Madrid’de Bizi Neler Bekliyor

Gidebileceğimiz en iyi şekilde gidiyoruz Madrid’e. Skorun 2-0 olmasından daha büyük bir avantajla gidiyoruz. Seri öncesinde maçı etkileyen faktörler içinde belkide en aleyhimize görünen psikolojiyi terse çevirdik.

Sertlikse sertliğe cevap verdik, savunma ise en alasını yapıp 70 in altında tuttuk, hücumsa 100 atıp gereken cevabı verdik. Artık akıllarında biz bu takıma yenemeyiz imajı yarattık.

Seri öncesinde hem normal sezonda bizi yenmiş olmaları, hem geçen sene F4 den kalma avantajları, hem bizim top16 grubundaki başarımıza rağmen grubumuzun E grubuna nazaran daha kolay olması , Real Madrid’in kafasında biz bu takımı her şekilde eleriz düşüncesini oluşturuyordu. Onlar son şampiyon, onlar daha tecrübeli, onlar büyük takım. Ama işler öyle olmadı. İlk maçta , serinin gerginliği ile iyi başlayamadığımız, rahat hücum edemediğimiz ama sonrasında saha içi hamlelerle üstünlük kurduğumuz bir maç olmuştu. Obradovic, Laso’ya coach’luk dersi vermişti. İkinci maçta ise bu defa oyuncular sazı eline alıp işi Obradovic’e bırakmadan , son şampiyon bir takıma yapılmayacak eziyetleri yapıp, sanki bir alt ligden bir takımla oynuyormuşcasına ağır bir mağlubiyet yaşatmışlardı.

Şimdi işler değişti. Biz rahatız onlar stresli. Kendinizi RM taraftarının yerine bir koyun.

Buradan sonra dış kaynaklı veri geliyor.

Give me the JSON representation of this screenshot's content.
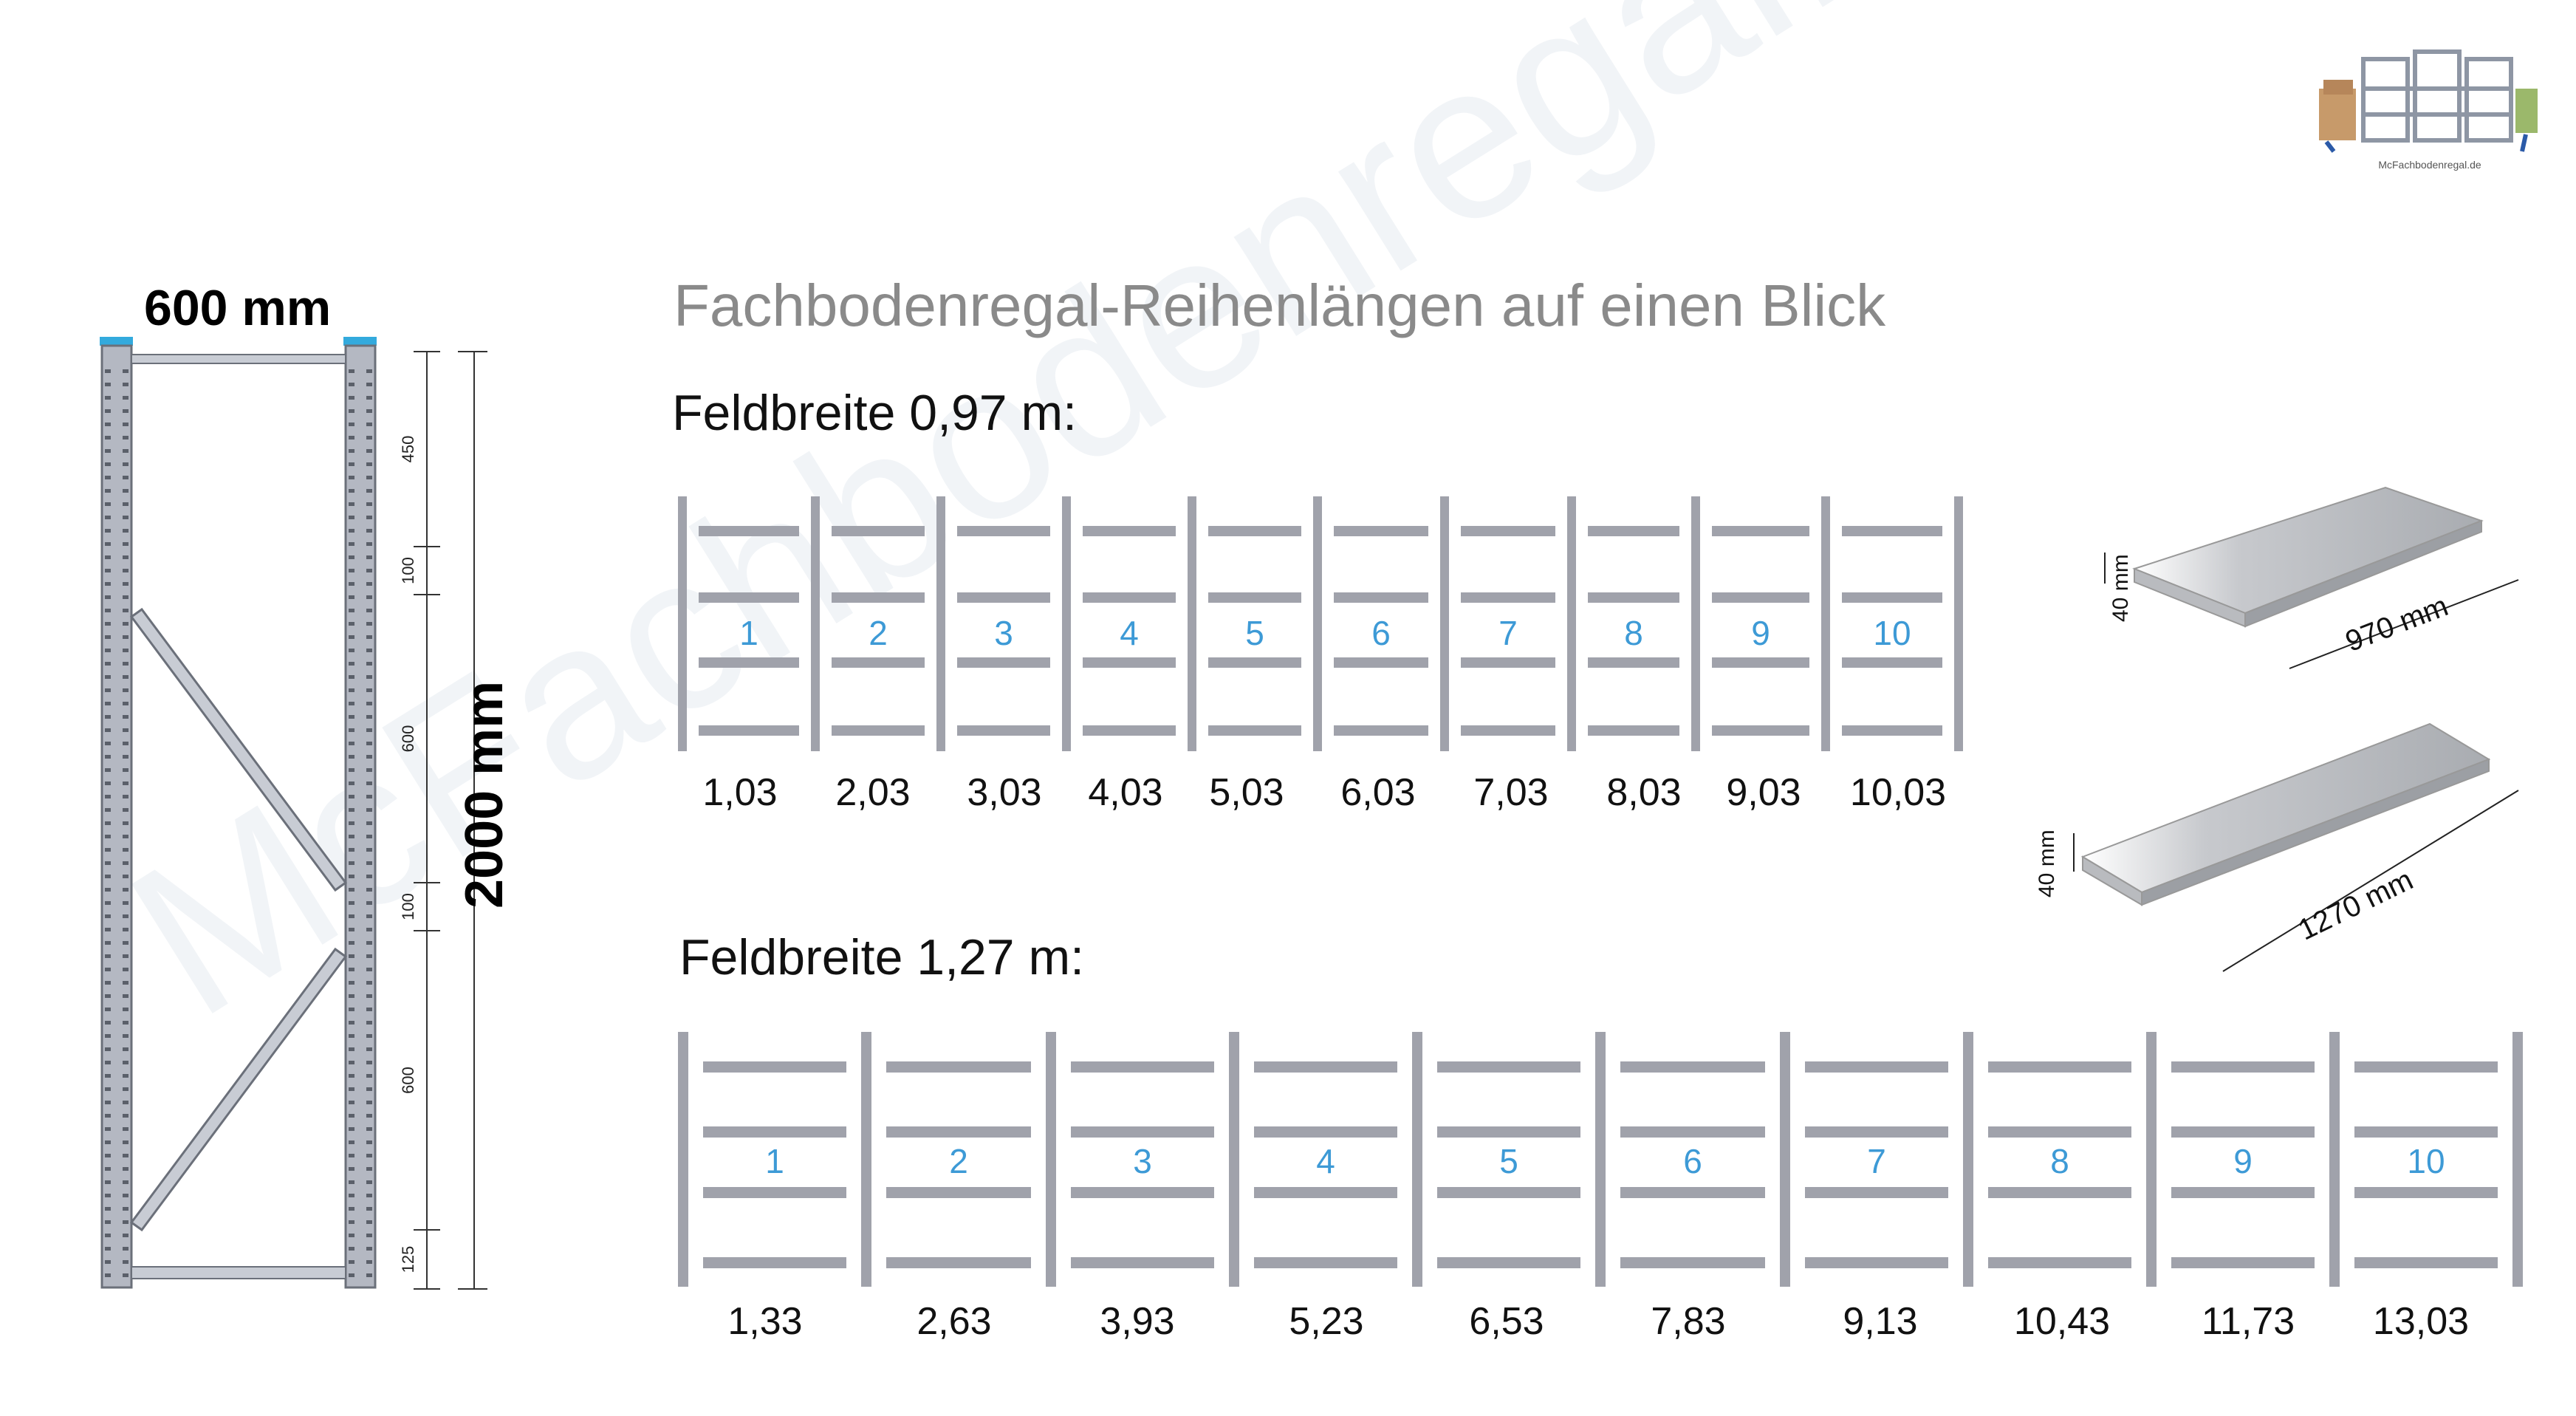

Bütün sezon ligi domine etmiş olmamızı bir kenara bırakıp son iki maçtaki performansımız ile bu serinin ne kadar büyük favorisi olduğumuzu hepsi düşünüyor.

Ancak bu yarınki maçın kolay geçeceği sonucu çıkarmaz. Yarın bizi orada çok zor bir maç bekliyor. Bir kere skorun 3-0 a gelip süpürülmeyi kesinlikle istemeyeceklerdir. Bunun için belki de sezonun motivasyonu en yüksek maçına çıkacaklar. Peki ellerinde ne var :

  1. Salonun atmosferi. Ne olursa olsun hem geçen sene F4 hem de bu sezonki maçta bizi yenmiş olmaları kendilerine bir güven verecektir. Taraftar ile bütünleşip bu maçta ekstra bir salon ortamı yaratmaya çalışacaklar.
  2. Sertlik. Bu konuda bizden çok daha iyi oldukları ve kendi seyircileri önünde daha rahat olacakları kesin. Maçın hemen başında bir iki olay çıkaracakları da. Bu olaylarla bizi sinirlendirmeye çalışıp iyice oyundan koparmak isteyecekler. Asıl maç burada. Sakin kalıp oyunlarına gelmememiz lazım
  3. Hakemler. İstanbuldaki gibi hakemler beklemesin kimse, ev sahibi avanatajı ne kadar uygulanabilirse onun üzerine çıkıp uygulayacaklar. Bu arada hakemler belirlenmiş. Başhakem benim çok beğendiğim Ukraynalı Borys Ryzhyk. Yardımcılardan biri Alman  Robert Lottermoser. Bu hakem geçen sene F4 deki maçımızın da hakemiydi ve Yunan  Christodoulou ile birlikte bizi doğramışlardı. Ondan her türlü RM düdüğü gelebilir, hiç şaşırmalı ve sinirlenmemeliyiz. Son hakem de Yunan  Spiros Gkontas. Sonuç olarak Lamonica bile gelseydi yine de bizi doğrayacakları gerçeği değişmeyecek. Buna hazırlıklı olmalıyız.
  4. Şut ritmi. Bunu yakalamalarına asla izin vermemeliyiz. Eğer arka arkaya üçlükleri sokarlarsa mutlaka sakin kalmalı ve garanti basket atmalıyız. En tehlikeli şey onların bulduğu üçlüklerin arkasına bizim boş döneceğimiz hücumlar. Ne kadar iyi savunma yaparsak yapalım, onların bu şutları sokabilecek yetenekleri var. Sorun bu şutların girmesi değil zaten bizim bu şutların arkasına vereceğimiz reaksiyon.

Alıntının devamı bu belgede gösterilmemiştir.